I wanted to mention this @BPS: https://www.youtube.com/watch?v=EPc7P8vA_MU It’s one that made me think about why I feel like they and I are having similar reactions to the world on a weird cluster of topics even though our paths are not closely aligned. I find it reassuring to see them value ADs in a way that’s about incremental improvement. To see that they worry about the way narcissism impacts the ADs, and the potential for conflict between the value to present self and the value to others after production.

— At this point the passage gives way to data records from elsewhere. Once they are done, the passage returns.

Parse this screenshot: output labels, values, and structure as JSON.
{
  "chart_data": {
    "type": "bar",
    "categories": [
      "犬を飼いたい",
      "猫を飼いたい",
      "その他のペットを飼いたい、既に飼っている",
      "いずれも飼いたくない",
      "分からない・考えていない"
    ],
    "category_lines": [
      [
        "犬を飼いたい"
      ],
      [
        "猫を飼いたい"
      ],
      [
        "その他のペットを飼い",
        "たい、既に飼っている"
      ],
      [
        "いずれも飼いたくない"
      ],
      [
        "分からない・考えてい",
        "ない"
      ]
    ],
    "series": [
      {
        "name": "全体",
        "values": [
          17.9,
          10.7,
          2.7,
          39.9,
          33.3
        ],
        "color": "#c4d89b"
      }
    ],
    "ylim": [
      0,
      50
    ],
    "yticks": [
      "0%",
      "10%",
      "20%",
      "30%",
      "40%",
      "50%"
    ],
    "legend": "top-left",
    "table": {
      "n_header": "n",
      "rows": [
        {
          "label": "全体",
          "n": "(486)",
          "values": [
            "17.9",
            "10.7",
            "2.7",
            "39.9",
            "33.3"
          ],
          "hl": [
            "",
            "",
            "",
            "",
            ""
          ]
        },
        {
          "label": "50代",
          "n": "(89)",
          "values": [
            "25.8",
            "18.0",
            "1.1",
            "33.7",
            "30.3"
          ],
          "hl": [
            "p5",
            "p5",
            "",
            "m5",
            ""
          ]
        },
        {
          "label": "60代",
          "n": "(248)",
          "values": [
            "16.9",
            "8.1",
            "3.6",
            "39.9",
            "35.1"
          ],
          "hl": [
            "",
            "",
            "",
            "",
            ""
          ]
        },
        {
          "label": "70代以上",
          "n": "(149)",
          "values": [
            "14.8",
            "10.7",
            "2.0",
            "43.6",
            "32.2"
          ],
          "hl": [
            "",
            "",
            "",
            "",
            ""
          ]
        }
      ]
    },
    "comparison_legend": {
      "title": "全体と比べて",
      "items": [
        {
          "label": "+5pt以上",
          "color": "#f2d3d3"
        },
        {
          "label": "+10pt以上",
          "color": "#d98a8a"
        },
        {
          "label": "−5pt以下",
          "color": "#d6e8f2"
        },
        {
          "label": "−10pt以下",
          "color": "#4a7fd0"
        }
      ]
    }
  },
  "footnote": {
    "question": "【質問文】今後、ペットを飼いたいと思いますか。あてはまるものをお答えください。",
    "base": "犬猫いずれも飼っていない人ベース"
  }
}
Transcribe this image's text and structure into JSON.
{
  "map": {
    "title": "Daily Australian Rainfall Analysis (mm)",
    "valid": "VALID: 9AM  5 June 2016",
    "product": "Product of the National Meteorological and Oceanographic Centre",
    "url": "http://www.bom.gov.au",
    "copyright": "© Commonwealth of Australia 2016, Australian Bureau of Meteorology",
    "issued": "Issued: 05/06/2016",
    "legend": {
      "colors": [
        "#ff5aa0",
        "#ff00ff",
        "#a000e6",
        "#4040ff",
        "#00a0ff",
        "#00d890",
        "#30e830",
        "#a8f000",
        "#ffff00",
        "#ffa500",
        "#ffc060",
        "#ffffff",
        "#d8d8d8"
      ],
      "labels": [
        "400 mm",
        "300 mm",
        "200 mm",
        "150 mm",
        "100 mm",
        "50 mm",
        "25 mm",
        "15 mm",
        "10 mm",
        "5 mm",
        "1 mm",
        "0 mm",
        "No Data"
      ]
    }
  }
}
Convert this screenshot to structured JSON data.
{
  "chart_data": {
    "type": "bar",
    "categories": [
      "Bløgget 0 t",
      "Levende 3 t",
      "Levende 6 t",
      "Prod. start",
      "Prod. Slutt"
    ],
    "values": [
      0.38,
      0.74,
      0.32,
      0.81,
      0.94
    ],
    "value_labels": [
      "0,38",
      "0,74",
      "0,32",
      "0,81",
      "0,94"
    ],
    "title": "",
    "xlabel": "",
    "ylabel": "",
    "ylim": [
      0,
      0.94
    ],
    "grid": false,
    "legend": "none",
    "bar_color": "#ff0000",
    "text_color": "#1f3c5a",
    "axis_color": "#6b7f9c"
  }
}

I don’t imagine that The Screed is art as they do with ADs but I do imagine we both throw our emotions at the world in an uncommon way, communicating with someone who can’t ask questions about things we don’t currently understand.

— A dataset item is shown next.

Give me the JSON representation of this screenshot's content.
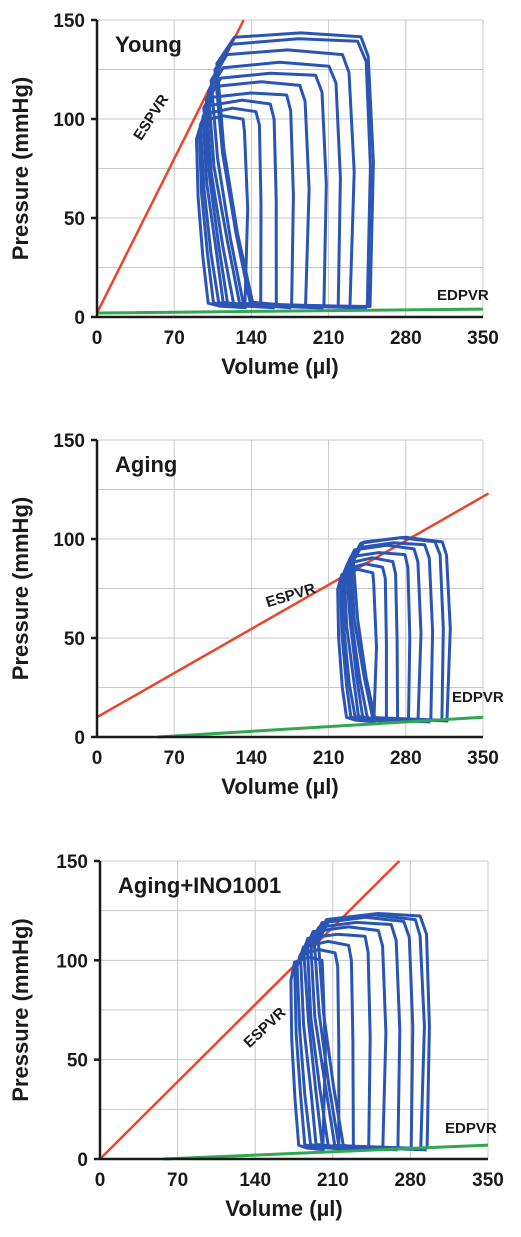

Anni is my Taliesin today [fig 1], with her jacket and her spatula and her glasses and the whiteboard of Finnish education. And I’m always a fan of her bright red blunt-edged hair. https://www.youtube.com/watch?v=851F2N1Qg-o

ZiB

Stars for Later

Stars for Later
1 This is of course a part I still need to deal with, because knowing a thing doesn’t magically make my brain believe it. But any bit I can peel off of the isolation ball and throw into the pile of parts I can have help with is bound to make my life easier.
2 Though I’d guess much less often than you fear. The part of my trauma that I find hard to deal with is the isolation, and sharing often negates that even if the topic is sensitive. Even what you might perceive as negative feedback gives me the hope of improvement, which is much better than feeling like a lonely monster.
3 I am often accused of trying to manage other people’s emotions. Of failing to accept their current emotions. But I at least attempt to carefully acknowledge those emotions without any demand for control. I never feel like you’re having the “bad” or “wrong” emotions or that you need to change them. My intent is for you and I to agree on what emotions are happening and for us both to be okay with them. The only part I want to “manage” is the part where we don’t agree about what is currently happening, because that can push us so far apart.
4 I’m pretty sure the same reasoning applies to other people you know, even if they aren’t broken quite like me. We all have hard bits and triggers and we all feel isolated. And you are caring enough to spot those bits in others and brave enough to talk about your own.
5 It’s not impossible to ignore, but it often requires me to significantly disengage. I have a hard time keeping my brain from screaming if I have to watch you hold back your stress without accepting it. To see you push it away with distraction or productivity while it continues to gnaw at your soul.
6 This is how I can spot some things at 3000 yards, which is sometimes amazing. But it’s also something I can find very anxious, trying to construct a whole person out of a trickle of information. Trying to assure myself that things are fine even when I am blind.
7 This movie gave us end-credits All Star (Smash Mouth) 2 years before Shrek, and the McG music video is the same superhero audition story that happens in the movie during the song, and has cameos from the cast. The tight tie-in makes it a weird choice to use in the marketing and opening and end credits of another movie shortly thereafter, but it definitely worked out for Shrek. Also, fucking Smash Mouth. And the 1900s in general.